Aller au contenu principal
Le Zouave blessé

Le Zouave blessé

Guerre du Mexique, siège et prise de Puebla

Guerre du Mexique, siège et prise de Puebla

Zouave tué en marchant à la charge

Zouave tué en marchant à la charge

Le Zouave blessé

Le Zouave blessé

Auteur : FENTON Roger

Lieu de conservation : musée Condé (Chantilly)
site web

Date de création : 29 février 1855

Date représentée : 29 février 1855

H. : 13,4 cm

L. : 15,8 cm

Photographie en Crimée.

Domaine : Photographies

© GrandPalaisRmn (Domaine de Chantilly) / Benoît Touchard

Lien vers l'image

PH 529

Les Zouaves sur tous les fronts

Date de publication : Juillet 2009

Auteur : Alexandre SUMPF

Les zouaves, corps à part dans l’armée française

L’histoire des zouaves, unité d’infanterie spécifique au costume reconnaissable entre tous, commence aux premiers temps de la seconde vague de la colonisation française. Au lendemain de la prise d’Alger, en août 1830, cinq cents de ces Berbères jusqu’alors au service des Turcs sont recrutés. Entre 1835 et 1845, Bugeaud les engage dans la guerre de pacification contre Abd el-Kader. Les zouaves sont ensuite de tous les conflits, lointains ou proches, où Napoléon III décide d’intervenir.
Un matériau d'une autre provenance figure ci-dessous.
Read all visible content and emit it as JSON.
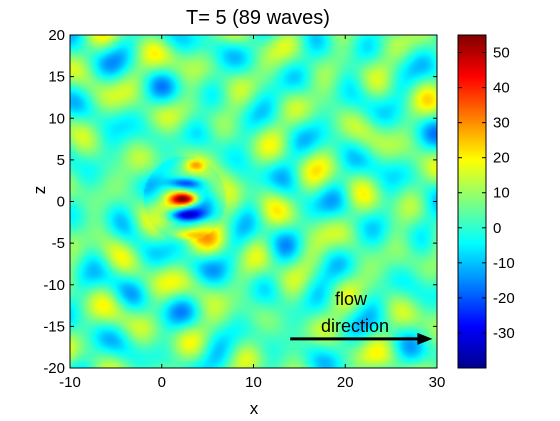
{
  "chart_data": {
    "type": "heatmap",
    "title": "T= 5   (89 waves)",
    "xlabel": "x",
    "ylabel": "z",
    "xlim": [
      -10,
      30
    ],
    "ylim": [
      -20,
      20
    ],
    "x_ticks": [
      "-10",
      "0",
      "10",
      "20",
      "30"
    ],
    "y_ticks": [
      "20",
      "15",
      "10",
      "5",
      "0",
      "-5",
      "-10",
      "-15",
      "-20"
    ],
    "colorbar": {
      "range": [
        -40,
        55
      ],
      "ticks": [
        "50",
        "40",
        "30",
        "20",
        "10",
        "0",
        "-10",
        "-20",
        "-30"
      ],
      "colormap": "jet"
    },
    "annotation": {
      "line1": "flow",
      "line2": "direction",
      "arrow_from": [
        14,
        -16.5
      ],
      "arrow_to": [
        29.5,
        -16.5
      ]
    },
    "features": {
      "source_center": [
        2.5,
        0.3
      ],
      "peak_value": 55,
      "trough_value": -35,
      "background_value": 3
    }
  }
}
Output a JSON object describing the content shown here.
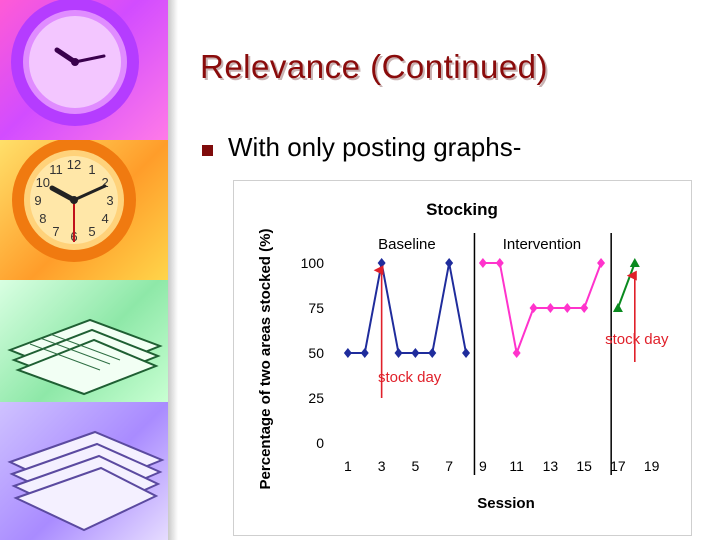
{
  "slide": {
    "title": "Relevance (Continued)",
    "bullet_text": "With only posting graphs-"
  },
  "decor": {
    "clock_numbers": [
      "12",
      "1",
      "2",
      "3",
      "4",
      "5",
      "6",
      "7",
      "8",
      "9",
      "10",
      "11"
    ]
  },
  "colors": {
    "baseline": "#1f2c9c",
    "intervention": "#ff33cc",
    "followup": "#0a8a1f",
    "annotation": "#e0202a",
    "title": "#8a0b0b"
  },
  "chart_data": {
    "type": "line",
    "title": "Stocking",
    "xlabel": "Session",
    "ylabel": "Percentage of two areas stocked (%)",
    "xlim": [
      0,
      20.5
    ],
    "ylim": [
      0,
      100
    ],
    "xticks": [
      1,
      3,
      5,
      7,
      9,
      11,
      13,
      15,
      17,
      19
    ],
    "yticks": [
      0,
      25,
      50,
      75,
      100
    ],
    "phase_lines": [
      8.5,
      16.6
    ],
    "phase_labels": [
      {
        "text": "Baseline",
        "x": 4.5
      },
      {
        "text": "Intervention",
        "x": 12.5
      }
    ],
    "series": [
      {
        "x": [
          1,
          2,
          3,
          4,
          5,
          6,
          7,
          8
        ],
        "y": [
          50,
          50,
          100,
          50,
          50,
          50,
          100,
          50
        ],
        "marker": "diamond",
        "color": "#1f2c9c"
      },
      {
        "x": [
          9,
          10,
          11,
          12,
          13,
          14,
          15,
          16
        ],
        "y": [
          100,
          100,
          50,
          75,
          75,
          75,
          75,
          100
        ],
        "marker": "diamond",
        "color": "#ff33cc"
      },
      {
        "x": [
          17,
          18
        ],
        "y": [
          75,
          100
        ],
        "marker": "triangle",
        "color": "#0a8a1f"
      }
    ],
    "annotations": [
      {
        "text": "stock day",
        "arrow_x": 3,
        "arrow_y_from": 25,
        "arrow_y_to": 96
      },
      {
        "text": "stock day",
        "arrow_x": 18,
        "arrow_y_from": 45,
        "arrow_y_to": 93
      }
    ],
    "grid": false,
    "legend": "none"
  }
}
Ils s’illustrent lors de la guerre de Crimée (1854-1856) et des expéditions en Italie (1859) ou au Mexique (1862-1867). Dissous un temps à la suite de la défaite de Sedan (1870), le corps est reconstitué pour maintenir l’ordre dans les colonies d’Afrique du Nord ou participer à l’assujettissement du Tonkin (1887). Enfin, à l’instar des tirailleurs algériens, sénégalais ou annamites, les zouaves participent aux combats de la Première Guerre mondiale en France. Leur popularité s’est élargie au moment où l’industrie mettait au point ses techniques de reproduction iconographique de masse et développait la documentation photographique, deux vecteurs d’information ou de propagande.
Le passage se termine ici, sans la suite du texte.